Environmental Health Practitioner Manual: A resource manual for Environmental Health Practitioners working with Aboriginal and Torres Strait Islander Communities

2 Poor hygiene and disease

Page last updated: November 2010

There are many sicknesses which can be caused by inadequate (poor) domestic or personal hygiene.

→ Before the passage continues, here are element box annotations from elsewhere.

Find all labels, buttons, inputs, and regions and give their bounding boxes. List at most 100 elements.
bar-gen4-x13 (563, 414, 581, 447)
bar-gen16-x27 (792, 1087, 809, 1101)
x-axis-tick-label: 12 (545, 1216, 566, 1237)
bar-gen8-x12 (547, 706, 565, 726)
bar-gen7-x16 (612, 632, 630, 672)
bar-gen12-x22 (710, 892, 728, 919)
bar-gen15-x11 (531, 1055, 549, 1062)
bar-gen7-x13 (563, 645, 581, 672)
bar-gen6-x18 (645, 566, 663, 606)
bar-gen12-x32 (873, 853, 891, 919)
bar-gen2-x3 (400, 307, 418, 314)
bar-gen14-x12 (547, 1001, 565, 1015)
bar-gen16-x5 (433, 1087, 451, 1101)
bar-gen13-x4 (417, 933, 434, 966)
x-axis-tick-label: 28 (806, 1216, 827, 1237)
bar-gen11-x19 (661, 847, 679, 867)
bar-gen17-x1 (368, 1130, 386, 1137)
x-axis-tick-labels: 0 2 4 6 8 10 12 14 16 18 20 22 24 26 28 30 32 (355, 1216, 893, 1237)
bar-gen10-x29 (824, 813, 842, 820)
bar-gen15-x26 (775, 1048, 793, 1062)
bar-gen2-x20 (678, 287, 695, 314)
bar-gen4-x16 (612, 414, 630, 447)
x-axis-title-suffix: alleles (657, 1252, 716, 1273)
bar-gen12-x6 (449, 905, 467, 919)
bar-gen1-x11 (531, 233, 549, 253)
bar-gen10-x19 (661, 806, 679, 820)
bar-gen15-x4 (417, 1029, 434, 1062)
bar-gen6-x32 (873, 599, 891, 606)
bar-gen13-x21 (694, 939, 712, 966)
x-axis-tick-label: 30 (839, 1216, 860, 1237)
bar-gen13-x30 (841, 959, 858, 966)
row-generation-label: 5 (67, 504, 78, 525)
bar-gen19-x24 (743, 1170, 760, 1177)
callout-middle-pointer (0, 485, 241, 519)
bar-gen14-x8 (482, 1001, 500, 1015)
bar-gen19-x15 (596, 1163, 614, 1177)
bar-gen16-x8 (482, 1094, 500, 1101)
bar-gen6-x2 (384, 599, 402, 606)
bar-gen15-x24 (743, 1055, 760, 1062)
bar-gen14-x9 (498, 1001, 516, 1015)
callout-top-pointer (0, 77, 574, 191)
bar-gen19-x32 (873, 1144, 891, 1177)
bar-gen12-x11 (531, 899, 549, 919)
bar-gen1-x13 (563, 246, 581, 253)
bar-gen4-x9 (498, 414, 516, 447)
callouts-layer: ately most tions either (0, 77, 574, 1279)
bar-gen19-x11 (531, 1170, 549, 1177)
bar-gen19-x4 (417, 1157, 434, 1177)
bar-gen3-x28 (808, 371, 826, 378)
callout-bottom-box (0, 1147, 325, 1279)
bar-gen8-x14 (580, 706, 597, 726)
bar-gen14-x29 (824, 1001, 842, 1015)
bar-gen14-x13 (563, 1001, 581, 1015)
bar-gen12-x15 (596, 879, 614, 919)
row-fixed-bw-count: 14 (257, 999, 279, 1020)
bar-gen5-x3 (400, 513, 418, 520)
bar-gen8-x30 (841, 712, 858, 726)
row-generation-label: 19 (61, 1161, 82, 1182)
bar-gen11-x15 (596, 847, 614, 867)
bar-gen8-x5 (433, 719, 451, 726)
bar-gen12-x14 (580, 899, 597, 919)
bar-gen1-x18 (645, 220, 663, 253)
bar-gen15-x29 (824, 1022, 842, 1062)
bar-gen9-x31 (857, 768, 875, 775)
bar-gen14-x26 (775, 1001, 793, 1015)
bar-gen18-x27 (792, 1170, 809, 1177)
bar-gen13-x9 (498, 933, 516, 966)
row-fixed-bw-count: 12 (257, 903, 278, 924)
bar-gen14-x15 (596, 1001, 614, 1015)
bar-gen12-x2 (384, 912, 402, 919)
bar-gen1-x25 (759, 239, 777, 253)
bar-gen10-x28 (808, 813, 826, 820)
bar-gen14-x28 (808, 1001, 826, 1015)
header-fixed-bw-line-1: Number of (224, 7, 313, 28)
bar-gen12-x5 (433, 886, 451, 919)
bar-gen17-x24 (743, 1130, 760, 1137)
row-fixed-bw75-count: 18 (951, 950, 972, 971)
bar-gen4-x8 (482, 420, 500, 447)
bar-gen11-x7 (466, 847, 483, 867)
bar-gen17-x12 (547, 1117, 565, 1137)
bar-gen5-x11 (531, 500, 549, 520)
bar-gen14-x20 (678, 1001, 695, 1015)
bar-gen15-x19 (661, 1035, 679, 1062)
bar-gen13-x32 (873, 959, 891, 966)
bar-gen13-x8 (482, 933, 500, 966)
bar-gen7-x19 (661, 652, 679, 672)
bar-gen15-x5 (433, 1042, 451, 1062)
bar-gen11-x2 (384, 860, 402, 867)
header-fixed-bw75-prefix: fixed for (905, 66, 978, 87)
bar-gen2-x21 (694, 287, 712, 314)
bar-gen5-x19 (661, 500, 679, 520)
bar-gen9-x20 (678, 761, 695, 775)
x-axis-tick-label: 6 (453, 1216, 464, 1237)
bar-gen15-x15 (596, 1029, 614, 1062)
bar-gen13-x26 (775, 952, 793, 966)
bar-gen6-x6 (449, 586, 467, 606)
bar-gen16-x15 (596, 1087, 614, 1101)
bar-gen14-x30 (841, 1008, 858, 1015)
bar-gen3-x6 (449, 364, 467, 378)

Signs of poor domestic hygiene include:

  • not cleaning the toilet
  • not getting rid of rubbish
  • not washing clothes and bedding frequently
  • not storing food properly
Signs of poor personal hygiene include:
  • not washing hands
  • not showering
  • not washing hair

Diseases in Indigenous communities caused by germs and parasites resulting from inadequate domestic and personal hygiene

Bacterial

  • food poisoning
  • gastroenteritis
  • diarrhoea caused by Campylobacter
  • pneumonia
  • trachoma
  • skin infections

Viral

  • hepatitis A
  • gastroenteritis
  • colds and flu

Parasitic

  • giardiasis
  • scabies infection
  • pediculosis (head lice infection)
  • hookworm infection
  • threadworm infection
  • roundworm infection (strongyloides)
Poor domestic and personal hygiene practices can help the transmission of disease-causing germs:
  • directly by the faecal-oral route, or by person to person or pet to person contact
  • indirectly by vectors coming into contact with people or their food, people breathing in airborne droplets of moisture which contain germs or eating contaminated food.